Printer friendly version

New Portfolio Position

With the major equity indexes continuing to suffer from the effects of an impending recession, our focus this week will again be on a stock that should be less influenced by the broader market gyrations. This company is Canadian Solar (NASD:CSIQ) and the position we have in mind is a moderately aggressive covered-call that offers a balance of downside protection and profit potential.

Buy CSIQ Stock: Last Price = $24.08
Sell MAY-22.50 Call (GQA-EX) Bid Price = $3.20
Cost Basis = $24.08 - $3.20 = $20.88
Downside Protection = 13.28%
Maximum Profit = 7.75% (without margin)

The target entry price in this example trade will be:

Net Debit = $20.75
Downside Protection = 13.83%
Maximum Profit = 8.43% (without margin)

Although CSIQ is listed as a technology/semiconductor company, the movement of the stock's price is related in large part to energy prices. Considering this fact, the covered-call may be more appropriate for those who have a bullish outlook for that sector/industry group. We'll monitor the position in the coming week to determine if an entry is possible. A stop-loss transaction (or position adjustment) should be initiated if CSIQ's share price closes below $19.50 - $21.00, depending on each individual investor's risk versus reward tolerance.


Regarding the current issues in our (hypothetical) covered-call portfolio, here is situation for each trade:


LONG EGY Stock and SHORT MAY-5.00 Call
Cost Basis = $4.50
Maximum Profit = 11.1% (without margin)
EGY stock closed at $5.58 on 4/11/08, thus no action is needed.


LONG PGI Stock and SHORT MAY-$15.00 Call
Cost Basis = $13.50
Maximum Profit = 11.1% (without margin)

PGI stock closed at $14.45 on 4/1108, thus no action is needed but we will monitor the issue closely for further signs of downside (selling) pressure.
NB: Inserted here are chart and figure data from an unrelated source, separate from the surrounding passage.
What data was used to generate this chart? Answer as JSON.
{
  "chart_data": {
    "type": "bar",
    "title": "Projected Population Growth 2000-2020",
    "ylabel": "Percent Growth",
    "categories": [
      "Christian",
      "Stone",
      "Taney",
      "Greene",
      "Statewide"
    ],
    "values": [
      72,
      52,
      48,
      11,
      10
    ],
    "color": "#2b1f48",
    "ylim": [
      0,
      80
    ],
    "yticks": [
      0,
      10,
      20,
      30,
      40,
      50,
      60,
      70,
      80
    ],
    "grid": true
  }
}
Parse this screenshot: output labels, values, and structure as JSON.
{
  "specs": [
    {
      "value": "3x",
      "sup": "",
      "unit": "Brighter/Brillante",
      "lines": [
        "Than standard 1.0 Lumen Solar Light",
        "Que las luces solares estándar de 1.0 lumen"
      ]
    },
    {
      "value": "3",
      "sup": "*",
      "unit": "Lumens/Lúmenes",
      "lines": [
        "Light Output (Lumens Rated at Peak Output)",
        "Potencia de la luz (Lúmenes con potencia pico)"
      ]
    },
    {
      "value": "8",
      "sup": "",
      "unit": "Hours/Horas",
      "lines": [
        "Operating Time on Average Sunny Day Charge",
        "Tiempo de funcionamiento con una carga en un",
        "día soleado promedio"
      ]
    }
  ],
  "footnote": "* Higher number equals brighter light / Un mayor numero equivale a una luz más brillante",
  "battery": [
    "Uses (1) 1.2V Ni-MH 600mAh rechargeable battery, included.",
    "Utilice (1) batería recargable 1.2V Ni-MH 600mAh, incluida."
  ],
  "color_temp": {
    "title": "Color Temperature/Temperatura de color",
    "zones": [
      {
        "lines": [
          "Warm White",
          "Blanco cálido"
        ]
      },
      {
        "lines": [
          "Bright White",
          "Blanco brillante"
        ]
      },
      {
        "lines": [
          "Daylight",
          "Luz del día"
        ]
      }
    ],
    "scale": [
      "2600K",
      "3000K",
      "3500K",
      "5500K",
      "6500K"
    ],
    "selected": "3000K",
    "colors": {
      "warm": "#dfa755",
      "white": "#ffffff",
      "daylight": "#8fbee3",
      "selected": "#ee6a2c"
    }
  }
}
Current technical support is near $13.60.


LONG CCC Stock and SHORT JUL-$15.00 Call
Cost Basis = $14.15
Maximum Profit = 6.00% (without margin)

CCC stock closed at $13.99 on 4/11/08, near the bottom end of a 5-month lateral trading range. The CCC position has been rolled down and forward to the JUL-$15.00 strike due to previous unfavorable price activity and we were monitoring the issue for a close below $14.00. Since Friday's sell-off breached that level, the most prudent action (for conservative investors) would be to exit the position on any further downside activity. However, since the broad market movement at the end of the week was somewhat exaggerated, it may be best to use any ensuing bounce to sell the stock (if the recovery is not sustained). Currently, the JUL-$15.00 call is trading at $1.20 X $1.45, thus a net-credit closing trade would yield a loss of approximately $1.50 per share. While further declines (and the passage of time) will reduce the cost of repurchasing the sold calls, we do not recommend leaving a short option uncovered for more than a few days as the losses can increase exponentially if the stock price rebounds.


LONG KGC Stock and SHORT APR-22.50 Call
Cost Basis = $21.85
Maximum Profit = 2.90% (without margin)

KGC stock is trading near $22.75 as of 4/11/08, however the position has previously been closed due to short-term bearish activity.